Feus les incendies !

Comme les séquoias géants vivent sous un climat de type montagnard méditerranéen (nous sommes en Californie), ils subissent une perturbation naturelle majeure, susceptible de créer des vides importants dans les boisements : les incendies déclenchés lors des orages par les éclairs ! Avant 1875 et la colonisation, des études sur les cernes des troncs montrent que les surfaces boisées de séquoias connaissaient des passages naturels de feu tous les deux ou trois ans, feux d’intensité et d’étendue très variable cependant d’une fois à l’autre. Les incendies les plus forts résultaient soit d’une sécheresse estivale majeure très favorable à leur développement, soit à l’accumulation de litière et de bois mort au sol suite à une longue période justement sans feux. Tout ceci créait donc des ouvertures régulières de plus ou moins grande étendue selon que l’incendie tuait ou pas de nombreux arbres adultes.
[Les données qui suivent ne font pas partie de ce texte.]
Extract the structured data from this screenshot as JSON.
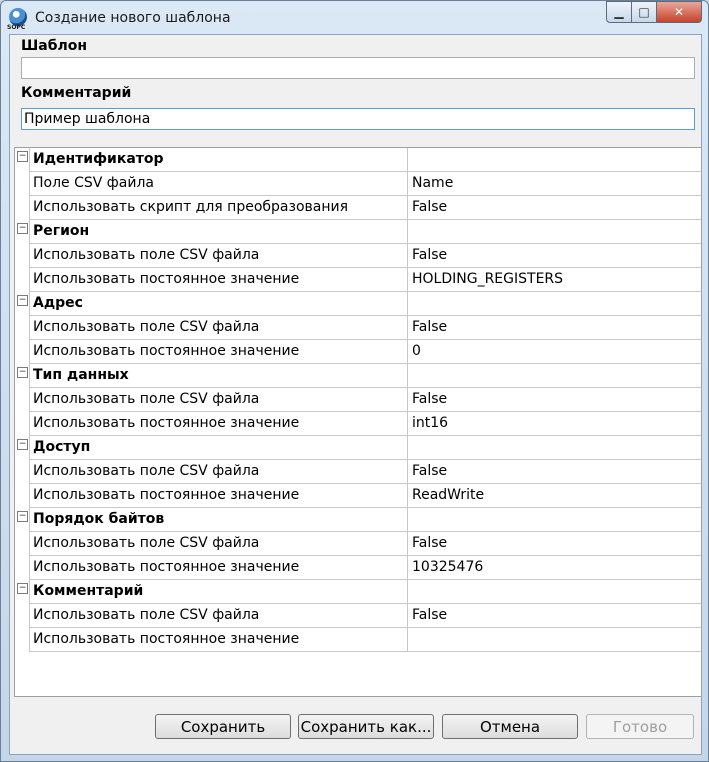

Or, par souci de protection et de sécurité vis-à-vis du public (rappelons que ces parcs nationaux sont des sites hautement touristiques d’une valeur économique considérable), on a tout fait pour les éviter ou les contrôler le plus rapidement possible et éviter leur extension ! Ainsi, certains boisements protégés n’ont pas connu d’incendie depuis plus d’un siècle, situation complètement artificielle et « aseptisée » !

Les effets du feu

On pourrait penser que le feu en soi constitue un ennemi irréductible pour des arbres mais les séquoias présentent des traits de résistance remarquables, sans doute fruits d’une évolution sous la pression sélective de ce facteur environnemental récurrent. Un séquoia adulte se trouve protégé par une véritable carapace : son écorce fibreuse spongieuse, disposée en bandes verticales, atteignant 50cm d’épaisseur, recouvrant le tronc mais aussi la base des grosses branches. Véritable amiante naturelle, cette écorce amortit considérablement le feu et empêche la destruction du cœur de l’arbre, vital pour sa survie. Pour s’en persuader, il suffit de frapper violemment (aucun risque !) avec le poing la base d’un tronc de séquoia géant et vous serez surpris de la sensation de « grosse moquette » que l’on ressent alors !
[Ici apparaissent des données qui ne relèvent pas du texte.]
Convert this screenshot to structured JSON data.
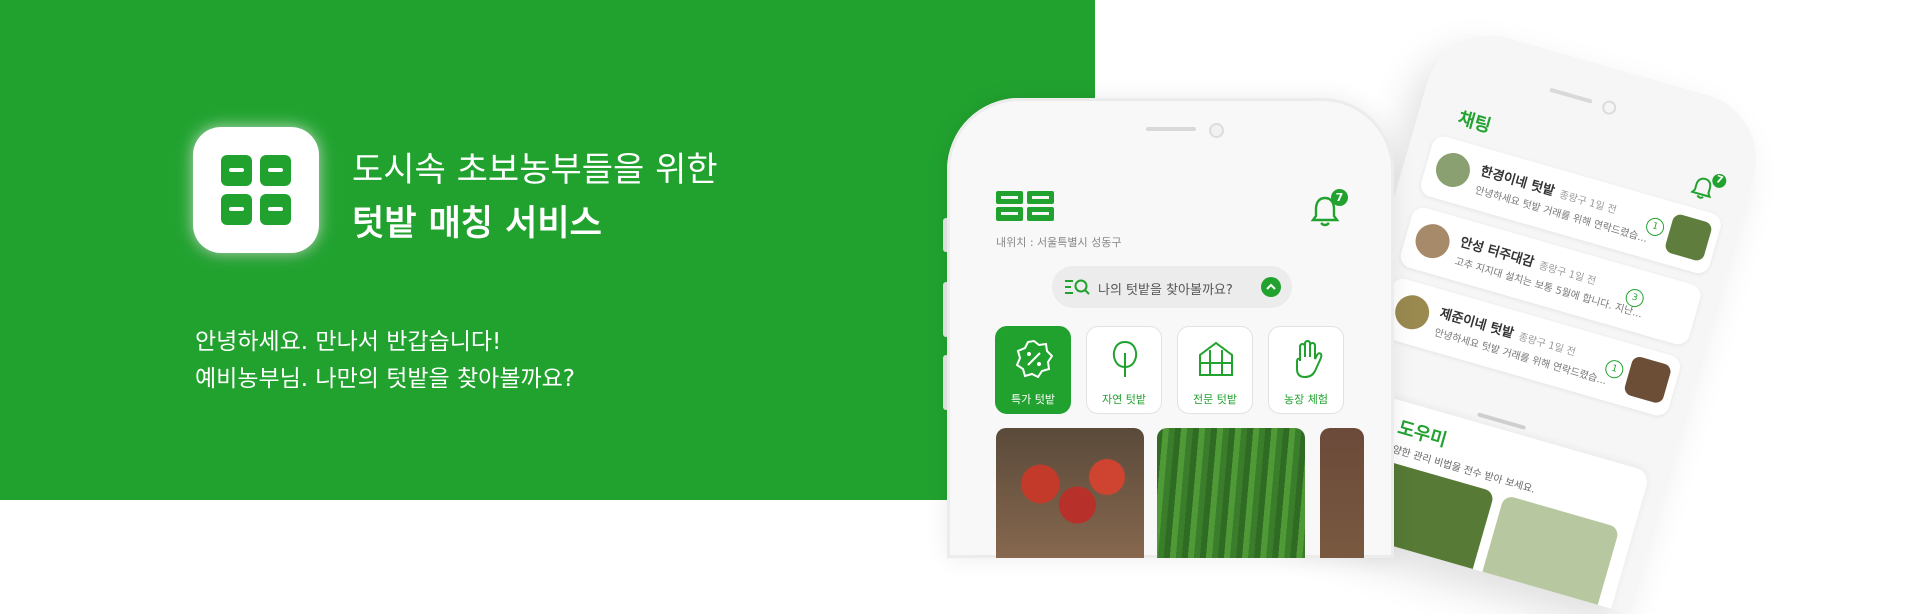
{
  "hero": {
    "headline_line1": "도시속 초보농부들을 위한",
    "headline_line2": "텃밭 매칭 서비스",
    "greeting_line1": "안녕하세요. 만나서 반갑습니다!",
    "greeting_line2": "예비농부님. 나만의 텃밭을 찾아볼까요?"
  },
  "colors": {
    "brand_green": "#21a22f",
    "background": "#ffffff"
  },
  "home_screen": {
    "logo_icon": "app-logo-icon",
    "location": "내위치 : 서울특별시 성동구",
    "notification_count": "7",
    "search_placeholder": "나의 텃밭을 찾아볼까요?",
    "categories": [
      {
        "label": "특가 텃밭",
        "icon": "discount-badge-icon",
        "active": true
      },
      {
        "label": "자연 텃밭",
        "icon": "tree-icon",
        "active": false
      },
      {
        "label": "전문 텃밭",
        "icon": "greenhouse-icon",
        "active": false
      },
      {
        "label": "농장 체험",
        "icon": "hand-icon",
        "active": false
      }
    ]
  },
  "chat_screen": {
    "title": "채팅",
    "notification_count": "7",
    "chats": [
      {
        "name": "한경이네 텃밭",
        "meta": "종랑구 1일 전",
        "message": "안녕하세요 텃밭 거래를 위해 연락드렸습...",
        "count": "1"
      },
      {
        "name": "안성 터주대감",
        "meta": "종랑구 1일 전",
        "message": "고추 지지대 설치는 보통 5월에 합니다. 지난...",
        "count": "3"
      },
      {
        "name": "제준이네 텃밭",
        "meta": "종랑구 1일 전",
        "message": "안녕하세요 텃밭 거래를 위해 연락드렸습...",
        "count": "1"
      }
    ],
    "helper_title": "텃밭 도우미",
    "helper_desc": "들에게 다양한 관리 비법을 전수 받아 보세요."
  }
}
Un séquoia incendié met des semaines à brûler et il est capable de se remettre de blessures profondes en reconstituant son écorce par dessus celles-ci. Certains très vieux arbres portent ainsi, enfouis sous leur écorce des traces anciennes d’incendies majeurs.

Outre la création de zones ouvertes par destruction éventuelle d’arbres, les incendies modifient aussi indirectement l’environnement. La litière accumulée au sol se consume même pour un incendie limité ce qui favorise l’installation des plantules de séquoias ; les cendres et charbons de bois issus de la combustion apportent une importante quantité d’éléments minéraux propices notamment à la croissance des plantules germées ; ainsi, on a constaté que la survie de jeunes plants sur un sol enrichi par un incendie était sept fois plus élevée 35 ans après cet incendie ! Enfin, l’effet le plus inattendu concerne les cônes et les graines.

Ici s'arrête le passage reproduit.